“The Matrix Resurrections” Is a Surprisingly Fun Commentary on Its Own Existence
How revisiting (almost) everything that made the original 1999 film great feels rather cathartic in 2021
Editor’s note: Spoilers ahead. You’ve been warned.
I recently re-watched The Matrix — the original and groundbreaking 1999 sci-fi movie that unfortunately spawned all talk of red pills — on my iPad during a rather terrible plane flight (that early Wachowski film was actually one of the more recent titles available on the in-flight service — what’s going on, Delta?).
Anyway, the original holds up, even in less-than-ideal conditions. Outside of the some dated technology — primarily dial-up modems — the film feels prescient and the special effects still elicit wows.
That said, I haven’t watched the sequels since 2003, and I really saw no need for any continuation of the franchise. It was groundbreaking when it came out, and then it was simply ground down by confusing and forgettable follow-ups.
Out now in theaters and on HBO Max (where I saw it), The Matrix Resurrections isn’t necessary, but it does feel like a proper course correction, akin to X-Men: Days of Future Past or the meta-horror Wes Craven’s New Nightmare (which The Ringer also noted in their review). It works best when it evokes and comments on the original film; the nods to entries two and three, meanwhile, constitute a rather forgettable middle half of the film.
But before that middling, uh, middle, the new Matrix (now directed solo by Lana Wachowski) spends the first third of its run time setting up the idea that we don’t need another Matrix film. It does this under the guise of placing Thomas Anderson/Neo (Keanu Reeves) as a video game creator of a best-selling franchise called … The Matrix. The best early scenes, a few of which are laugh-out-loud funny, find a haggard Anderson forced to produce another title in a series he wanted to leave while a focus group tries to pin down what made the original Matrix so special (“bullet time” comes up a lot). It’s incredibly meta to a Dan Harmon degree; Anderson’s boss (Jonathan Groff) even mentions that a fourth Matrix entry is the demand of Warner Bros. and it’s going to be made with or without its creator.

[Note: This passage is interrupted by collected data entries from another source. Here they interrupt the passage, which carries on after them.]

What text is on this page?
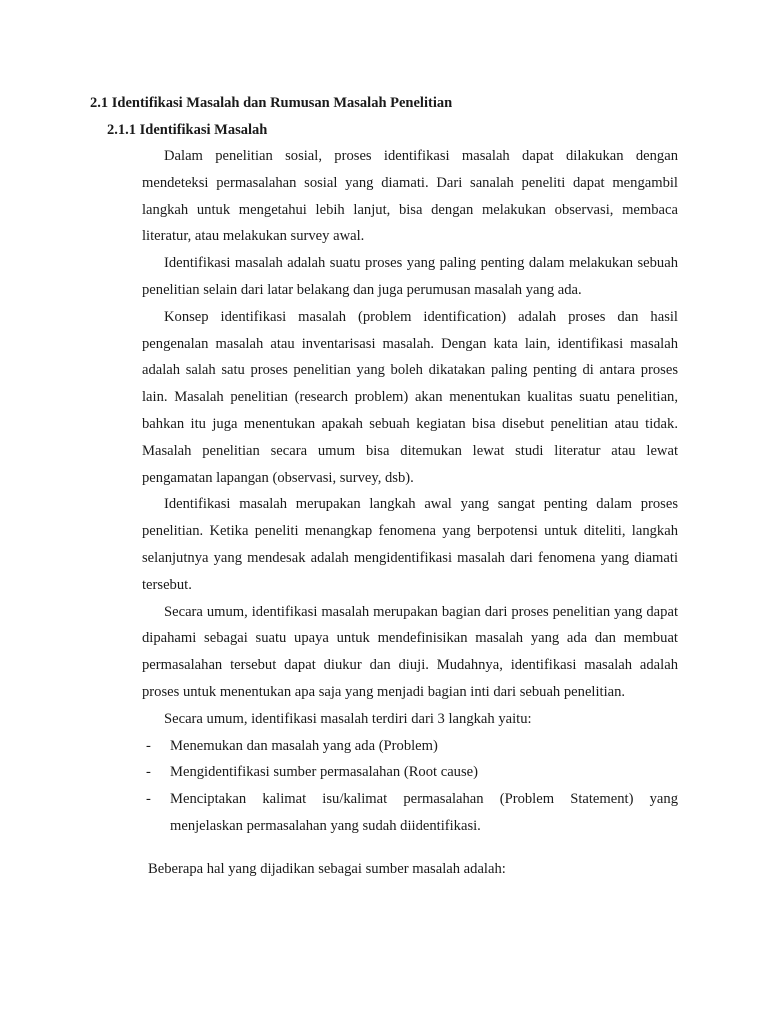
2.1 Identifikasi Masalah dan Rumusan Masalah Penelitian
2.1.1 Identifikasi Masalah

Dalam penelitian sosial, proses identifikasi masalah dapat dilakukan dengan mendeteksi permasalahan sosial yang diamati. Dari sanalah peneliti dapat mengambil langkah untuk mengetahui lebih lanjut, bisa dengan melakukan observasi, membaca literatur, atau melakukan survey awal.

Identifikasi masalah adalah suatu proses yang paling penting dalam melakukan sebuah penelitian selain dari latar belakang dan juga perumusan masalah yang ada.

Konsep identifikasi masalah (problem identification) adalah proses dan hasil pengenalan masalah atau inventarisasi masalah. Dengan kata lain, identifikasi masalah adalah salah satu proses penelitian yang boleh dikatakan paling penting di antara proses lain. Masalah penelitian (research problem) akan menentukan kualitas suatu penelitian, bahkan itu juga menentukan apakah sebuah kegiatan bisa disebut penelitian atau tidak. Masalah penelitian secara umum bisa ditemukan lewat studi literatur atau lewat pengamatan lapangan (observasi, survey, dsb).

Identifikasi masalah merupakan langkah awal yang sangat penting dalam proses penelitian. Ketika peneliti menangkap fenomena yang berpotensi untuk diteliti, langkah selanjutnya yang mendesak adalah mengidentifikasi masalah dari fenomena yang diamati tersebut.

Secara umum, identifikasi masalah merupakan bagian dari proses penelitian yang dapat dipahami sebagai suatu upaya untuk mendefinisikan masalah yang ada dan membuat permasalahan tersebut dapat diukur dan diuji. Mudahnya, identifikasi masalah adalah proses untuk menentukan apa saja yang menjadi bagian inti dari sebuah penelitian.

Secara umum, identifikasi masalah terdiri dari 3 langkah yaitu:

- Menemukan dan masalah yang ada (Problem)
- Mengidentifikasi sumber permasalahan (Root cause)
- Menciptakan kalimat isu/kalimat permasalahan (Problem Statement) yang menjelaskan permasalahan yang sudah diidentifikasi.

Beberapa hal yang dijadikan sebagai sumber masalah adalah:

Still, you can’t build an entire film out of referencing or commenting on memorable moments from prior films. Eventually, we have fight scenes — the train one is a standout — motorcycle chases, a trip to an underground city, and a lot of new characters who are either related, updated or reminiscent of former characters (Morpheus and Agent Smith are now, interestingly, one, and combined delightfully by Yahya Abdul-Mateen II).
I’m certainly in for a rewatch, but a few moments that stand out, good and bad:
- It’s nice to see Neil Patrick Harris back in a sci-fi role — I’ll stan for Starship Troopers as a genre classic — here playing a psychiatrist for Mr. Anderson (and as a lot more than that, because this is The Matrix and nothing is what it seems).

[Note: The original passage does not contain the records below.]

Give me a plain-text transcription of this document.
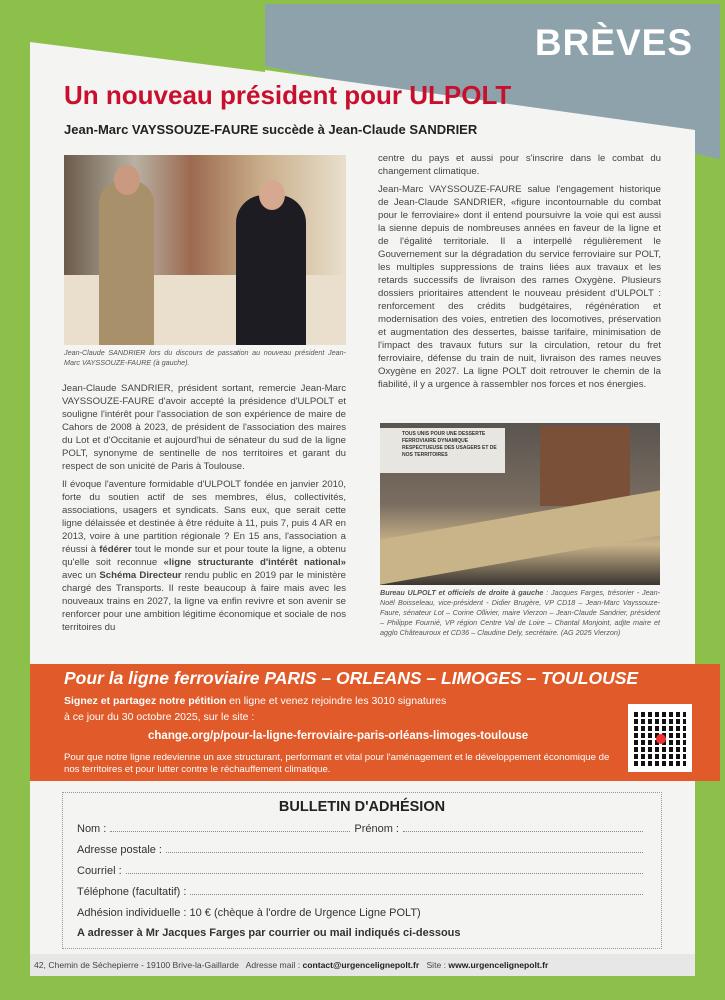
BRÈVES
Un nouveau président pour ULPOLT
Jean-Marc VAYSSOUZE-FAURE succède à Jean-Claude SANDRIER
Jean-Claude SANDRIER lors du discours de passation au nouveau président Jean-Marc VAYSSOUZE-FAURE (à gauche).

Jean-Claude SANDRIER, président sortant, remercie Jean-Marc VAYSSOUZE-FAURE d'avoir accepté la présidence d'ULPOLT et souligne l'intérêt pour l'association de son expérience de maire de Cahors de 2008 à 2023, de président de l'association des maires du Lot et d'Occitanie et aujourd'hui de sénateur du sud de la ligne POLT, synonyme de sentinelle de nos territoires et garant du respect de son unicité de Paris à Toulouse.

Il évoque l'aventure formidable d'ULPOLT fondée en janvier 2010, forte du soutien actif de ses membres, élus, collectivités, associations, usagers et syndicats. Sans eux, que serait cette ligne délaissée et destinée à être réduite à 11, puis 7, puis 4 AR en 2013, voire à une partition régionale ? En 15 ans, l'association a réussi à fédérer tout le monde sur et pour toute la ligne, a obtenu qu'elle soit reconnue «ligne structurante d'intérêt national» avec un Schéma Directeur rendu public en 2019 par le ministère chargé des Transports. Il reste beaucoup à faire mais avec les nouveaux trains en 2027, la ligne va enfin revivre et son avenir se renforcer pour une ambition légitime économique et sociale de nos territoires du

centre du pays et aussi pour s'inscrire dans le combat du changement climatique.

Jean-Marc VAYSSOUZE-FAURE salue l'engagement historique de Jean-Claude SANDRIER, «figure incontournable du combat pour le ferroviaire» dont il entend poursuivre la voie qui est aussi la sienne depuis de nombreuses années en faveur de la ligne et de l'égalité territoriale. Il a interpellé régulièrement le Gouvernement sur la dégradation du service ferroviaire sur POLT, les multiples suppressions de trains liées aux travaux et les retards successifs de livraison des rames Oxygène. Plusieurs dossiers prioritaires attendent le nouveau président d'ULPOLT : renforcement des crédits budgétaires, régénération et modernisation des voies, entretien des locomotives, préservation et augmentation des dessertes, baisse tarifaire, minimisation de l'impact des travaux futurs sur la circulation, retour du fret ferroviaire, défense du train de nuit, livraison des rames neuves Oxygène en 2027. La ligne POLT doit retrouver le chemin de la fiabilité, il y a urgence à rassembler nos forces et nos énergies.

TOUS UNIS POUR UNE DESSERTE FERROVIAIRE DYNAMIQUE RESPECTUEUSE DES USAGERS ET DE NOS TERRITOIRES
Bureau ULPOLT et officiels de droite à gauche : Jacques Farges, trésorier - Jean-Noël Boisseleau, vice-président - Didier Brugère, VP CD18 – Jean-Marc Vayssouze-Faure, sénateur Lot – Corine Ollivier, maire Vierzon – Jean-Claude Sandrier, président – Philippe Fournié, VP région Centre Val de Loire – Chantal Monjoint, adjte maire et agglo Châteauroux et CD36 – Claudine Dely, secrétaire. (AG 2025 Vierzon)
Pour la ligne ferroviaire PARIS – ORLEANS – LIMOGES – TOULOUSE
Signez et partagez notre pétition en ligne et venez rejoindre les 3010 signatures
à ce jour du 30 octobre 2025, sur le site :
change.org/p/pour-la-ligne-ferroviaire-paris-orléans-limoges-toulouse
Pour que notre ligne redevienne un axe structurant, performant et vital pour l'aménagement et le développement économique de nos territoires et pour lutter contre le réchauffement climatique.
BULLETIN D'ADHÉSION
Nom :	Prénom :
Adresse postale :
Courriel :
Téléphone (facultatif) :
Adhésion individuelle : 10 € (chèque à l'ordre de Urgence Ligne POLT)
A adresser à Mr Jacques Farges par courrier ou mail indiqués ci-dessous
42, Chemin de Séchepierre - 19100 Brive-la-Gaillarde Adresse mail : contact@urgencelignepolt.fr Site : www.urgencelignepolt.fr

- I noticed this while rewatching the first film and the new one; this is maybe the most diverse and interesting cast in a sci-fi movie series ever. It’s a good time to mention that, for some, the series universalizes a trans experience. (Side note: in the new film, Anderson, in his video game creator guise, is working on a new title called Binary, which can be taken several ways.) Series co-creator and co-director of the first three Matrix films Lilly Wachowski has noted in the past that “there’s a critical eye being cast back on Lana and I’s work through the lens of our transness. This is a cool thing because it’s an excellent reminder that art is never static. And while the ideas of identity and transformation are critical components in our work, the bedrock that all ideas rest upon is love.”
- That’s a good quote to remember when you realize this amazingly diverse set of characters pretty much end up risking their lives to get Neo and Trinity (Carrie-Anne Moss) together. That’s rather traditional, but then again, Reeves and Moss are fantastic and have earned so much goodwill that it feels natural for the film to center on their reunion.

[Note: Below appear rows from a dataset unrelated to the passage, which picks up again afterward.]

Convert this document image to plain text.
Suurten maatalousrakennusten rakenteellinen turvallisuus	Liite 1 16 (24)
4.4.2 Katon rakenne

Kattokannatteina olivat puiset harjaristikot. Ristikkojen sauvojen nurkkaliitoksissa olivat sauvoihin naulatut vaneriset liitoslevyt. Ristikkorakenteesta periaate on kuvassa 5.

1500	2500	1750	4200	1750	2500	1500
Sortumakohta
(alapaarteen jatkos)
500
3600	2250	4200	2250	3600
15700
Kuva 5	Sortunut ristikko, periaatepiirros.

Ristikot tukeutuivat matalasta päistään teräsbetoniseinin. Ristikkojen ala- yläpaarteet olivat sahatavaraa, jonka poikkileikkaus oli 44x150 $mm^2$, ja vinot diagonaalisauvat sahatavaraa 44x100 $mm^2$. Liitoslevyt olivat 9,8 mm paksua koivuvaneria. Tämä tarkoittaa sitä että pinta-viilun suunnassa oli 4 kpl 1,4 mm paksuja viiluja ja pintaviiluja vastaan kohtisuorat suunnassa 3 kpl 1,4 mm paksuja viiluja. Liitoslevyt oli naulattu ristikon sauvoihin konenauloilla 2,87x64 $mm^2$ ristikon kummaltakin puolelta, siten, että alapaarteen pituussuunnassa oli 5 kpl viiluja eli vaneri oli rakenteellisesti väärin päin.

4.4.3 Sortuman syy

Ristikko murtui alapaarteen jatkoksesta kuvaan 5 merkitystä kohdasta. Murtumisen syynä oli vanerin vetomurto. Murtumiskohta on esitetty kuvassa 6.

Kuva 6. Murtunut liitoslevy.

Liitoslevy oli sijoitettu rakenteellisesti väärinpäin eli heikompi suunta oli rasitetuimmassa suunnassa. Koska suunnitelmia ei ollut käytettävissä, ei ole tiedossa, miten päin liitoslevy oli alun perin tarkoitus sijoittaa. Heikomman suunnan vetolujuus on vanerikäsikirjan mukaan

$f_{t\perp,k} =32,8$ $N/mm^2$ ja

- I’d say watch this in a movie theater, because some of the special effects felt a little off on my big-screen TV. Of course, your current comfort level in attending a crowded theater should be taken into consideration.
- The addition of author David Mitchell (Cloud Atlas) to the screenwriting team appears to have helped; for both the callbacks and big new ideas here, everything coalesces better than Matrix films two and three.
In the end, I feel like any further continuation of The Matrix after this film should happen in a different format; I’d love to see a limited series, for instance, akin to HBO’s Watchmen (this happened to a degree already with 2003’s The Animatrix, an excellent collection of animated short films by different artists that all take place within the universe of The Matrix). Given that the Matrix can be rebooted and repurposed (or re-programmed) in an infinite number of ways, there’s plenty of room for new characters and the stories they have to tell.
And that’s the most pleasant surprise with The Matrix Resurrections: it’s not a perfect film, but it left me wanting to see more. Pretty good for a flick that spends a lot of time convincing us it shouldn’t exist at all.